DCSIMG

Victims bemused and let down by events this week, says Stone

Victims Commissioner Kathryn Stone pictured at her office in Belfast city centre. Photo-Jonathan Porter/Presseye.

Victims Commissioner Kathryn Stone pictured at her office in Belfast city centre. Photo-Jonathan Porter/Presseye.

Victims of terrorism have been left disappointed and bemused by revelations surrounding the John Downey case, Victims’ Commissioner Kathryn Stone has said.

She called for greater openness, honesty and transparency over the Government’s letters of assurance to on the run potential suspects.

Ms Stone asked Secretary of State Theresa Villiers to meet relatives or survivors of those bereaved by 30 years of conflict, something which Ms Villiers has done on numerous occasions since taking up office, and provide greater clarification of the affair’s implications.

“I am concerned that these are very serious matters.

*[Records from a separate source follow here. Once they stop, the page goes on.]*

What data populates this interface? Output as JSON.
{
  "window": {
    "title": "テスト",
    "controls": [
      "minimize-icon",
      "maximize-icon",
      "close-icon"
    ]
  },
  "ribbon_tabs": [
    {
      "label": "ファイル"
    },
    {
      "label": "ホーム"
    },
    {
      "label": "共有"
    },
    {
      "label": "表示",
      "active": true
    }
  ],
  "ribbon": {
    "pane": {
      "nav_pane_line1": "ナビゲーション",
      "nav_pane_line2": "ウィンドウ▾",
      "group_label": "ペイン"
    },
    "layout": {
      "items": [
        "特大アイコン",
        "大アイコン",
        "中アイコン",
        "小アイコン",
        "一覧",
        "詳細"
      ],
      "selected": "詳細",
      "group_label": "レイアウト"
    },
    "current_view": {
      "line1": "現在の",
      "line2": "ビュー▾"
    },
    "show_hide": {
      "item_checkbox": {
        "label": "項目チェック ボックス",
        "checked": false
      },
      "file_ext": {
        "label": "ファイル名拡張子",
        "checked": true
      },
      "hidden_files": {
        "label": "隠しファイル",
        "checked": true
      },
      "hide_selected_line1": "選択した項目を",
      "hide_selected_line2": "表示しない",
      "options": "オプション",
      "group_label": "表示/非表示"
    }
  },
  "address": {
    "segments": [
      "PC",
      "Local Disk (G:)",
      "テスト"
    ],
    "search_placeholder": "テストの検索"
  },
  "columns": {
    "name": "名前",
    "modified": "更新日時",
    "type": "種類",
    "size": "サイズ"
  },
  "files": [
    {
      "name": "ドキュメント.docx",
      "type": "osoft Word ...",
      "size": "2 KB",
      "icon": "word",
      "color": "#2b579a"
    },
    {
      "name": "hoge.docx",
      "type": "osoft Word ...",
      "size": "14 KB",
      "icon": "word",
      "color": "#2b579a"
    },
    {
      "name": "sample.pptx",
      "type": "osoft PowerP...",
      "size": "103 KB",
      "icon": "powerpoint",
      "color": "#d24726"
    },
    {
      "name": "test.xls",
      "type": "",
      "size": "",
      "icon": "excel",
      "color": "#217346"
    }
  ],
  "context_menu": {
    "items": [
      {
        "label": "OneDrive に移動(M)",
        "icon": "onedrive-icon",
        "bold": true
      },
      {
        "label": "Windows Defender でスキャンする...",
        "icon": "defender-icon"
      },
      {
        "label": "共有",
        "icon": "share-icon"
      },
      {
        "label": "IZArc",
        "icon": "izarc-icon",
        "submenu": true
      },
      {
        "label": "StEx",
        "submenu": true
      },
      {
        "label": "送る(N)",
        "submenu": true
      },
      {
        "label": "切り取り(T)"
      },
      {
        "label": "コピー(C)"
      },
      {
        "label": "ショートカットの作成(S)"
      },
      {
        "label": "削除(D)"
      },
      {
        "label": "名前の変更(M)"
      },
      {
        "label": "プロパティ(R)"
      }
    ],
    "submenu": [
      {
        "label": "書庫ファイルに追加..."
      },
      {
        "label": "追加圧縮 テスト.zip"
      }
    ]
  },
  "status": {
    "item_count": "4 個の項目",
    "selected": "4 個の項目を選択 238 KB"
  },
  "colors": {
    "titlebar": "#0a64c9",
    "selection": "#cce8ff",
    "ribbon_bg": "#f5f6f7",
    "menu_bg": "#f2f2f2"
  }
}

People have been very bitterly disappointed and bemused by the event,” she said.

“Judge Sweeney makes clear that these letters were never meant to be amnesty.

“There is a perception that that is the case and we need to make sure.

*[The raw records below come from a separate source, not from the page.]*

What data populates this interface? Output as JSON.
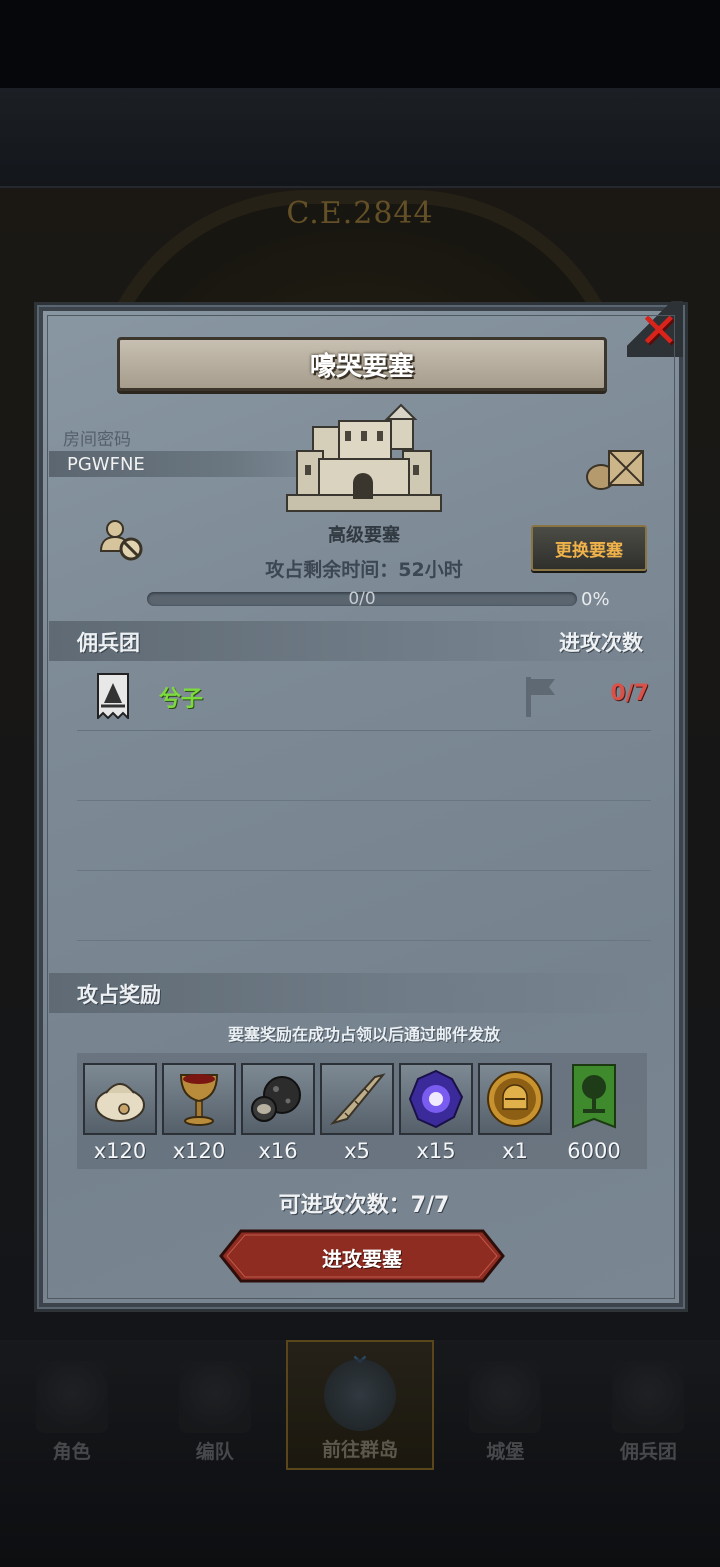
{
  "background": {
    "era_label": "C.E.2844"
  },
  "modal": {
    "title": "嚎哭要塞",
    "room_code_label": "房间密码",
    "room_code": "PGWFNE",
    "fortress_name": "高级要塞",
    "change_fortress_label": "更换要塞",
    "occupy_time_text": "攻占剩余时间：52小时",
    "progress": {
      "count_text": "0/0",
      "percent_text": "0%",
      "fraction": 0
    },
    "table": {
      "col_mercenary": "佣兵团",
      "col_attacks": "进攻次数",
      "rows": [
        {
          "name": "兮子",
          "attacks": "0/7",
          "name_color": "#7cdb3c",
          "attacks_color": "#d8524a"
        }
      ]
    },
    "rewards": {
      "title": "攻占奖励",
      "note": "要塞奖励在成功占领以后通过邮件发放",
      "items": [
        {
          "icon": "pouch-icon",
          "qty": "x120"
        },
        {
          "icon": "goblet-icon",
          "qty": "x120"
        },
        {
          "icon": "ore-icon",
          "qty": "x16"
        },
        {
          "icon": "horn-icon",
          "qty": "x5"
        },
        {
          "icon": "magic-crystal-icon",
          "qty": "x15"
        },
        {
          "icon": "knight-helmet-coin-icon",
          "qty": "x1"
        },
        {
          "icon": "guild-tree-banner-icon",
          "qty": "6000"
        }
      ]
    },
    "remaining_attacks_text": "可进攻次数：7/7",
    "attack_button_label": "进攻要塞"
  },
  "bottom_nav": {
    "items": [
      {
        "label": "角色",
        "icon": "character-icon"
      },
      {
        "label": "编队",
        "icon": "formation-icon"
      },
      {
        "label": "前往群岛",
        "icon": "islands-icon",
        "active": true
      },
      {
        "label": "城堡",
        "icon": "castle-icon"
      },
      {
        "label": "佣兵团",
        "icon": "mercenary-icon"
      }
    ]
  },
  "colors": {
    "accent_gold": "#f0b24a",
    "close_red": "#d9241c",
    "button_red": "#8e2c22"
  }
}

“Perhaps one of the things that could be usefully done is for the Secretary of State to issue a clarification and the sooner that that clarification is made then the better it will be.”

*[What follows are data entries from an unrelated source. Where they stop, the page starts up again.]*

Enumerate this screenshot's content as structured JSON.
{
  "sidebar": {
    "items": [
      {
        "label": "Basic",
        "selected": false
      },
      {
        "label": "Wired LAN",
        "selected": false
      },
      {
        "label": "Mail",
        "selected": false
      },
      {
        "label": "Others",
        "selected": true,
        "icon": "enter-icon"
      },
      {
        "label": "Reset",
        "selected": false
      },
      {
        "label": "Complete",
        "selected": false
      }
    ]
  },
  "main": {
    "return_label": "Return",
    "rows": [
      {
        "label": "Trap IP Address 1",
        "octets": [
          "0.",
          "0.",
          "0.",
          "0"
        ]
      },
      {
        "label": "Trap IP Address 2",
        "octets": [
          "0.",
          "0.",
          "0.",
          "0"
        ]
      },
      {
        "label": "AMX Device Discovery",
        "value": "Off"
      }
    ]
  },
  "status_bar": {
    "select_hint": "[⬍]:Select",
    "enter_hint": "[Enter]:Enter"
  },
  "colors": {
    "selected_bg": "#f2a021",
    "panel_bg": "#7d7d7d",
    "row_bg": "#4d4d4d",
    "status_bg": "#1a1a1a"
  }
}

Ms Villiers has said the on-the-run letters never constituted an amnesty from prosecution for alleged crimes.

Sinn Fein provided lists of names to the Government as part of the peace process, the Downey judgment revealed.

At least 187 people received the ‘letters of comfort’ which said they were not currently wanted by police but did not rule out future prosecution if circumstances changed.

Ms Stone has been appointed by the Stormont administration to independently represent the views of victims.

The Commissioner said the Government should spell out details in the Hyde Park judgment which appeared to rule out an amnesty from prosecution, given that most people don’t have the time to read such a lengthy document.

“People have taken this to mean not only will they not have access to justice but there will be no opportunity to access justice and that is very difficult for people to swallow,” she added.

“We need to be very, very clear about that.

“There are a lot of myths, let’s make sure that we have real clarity.”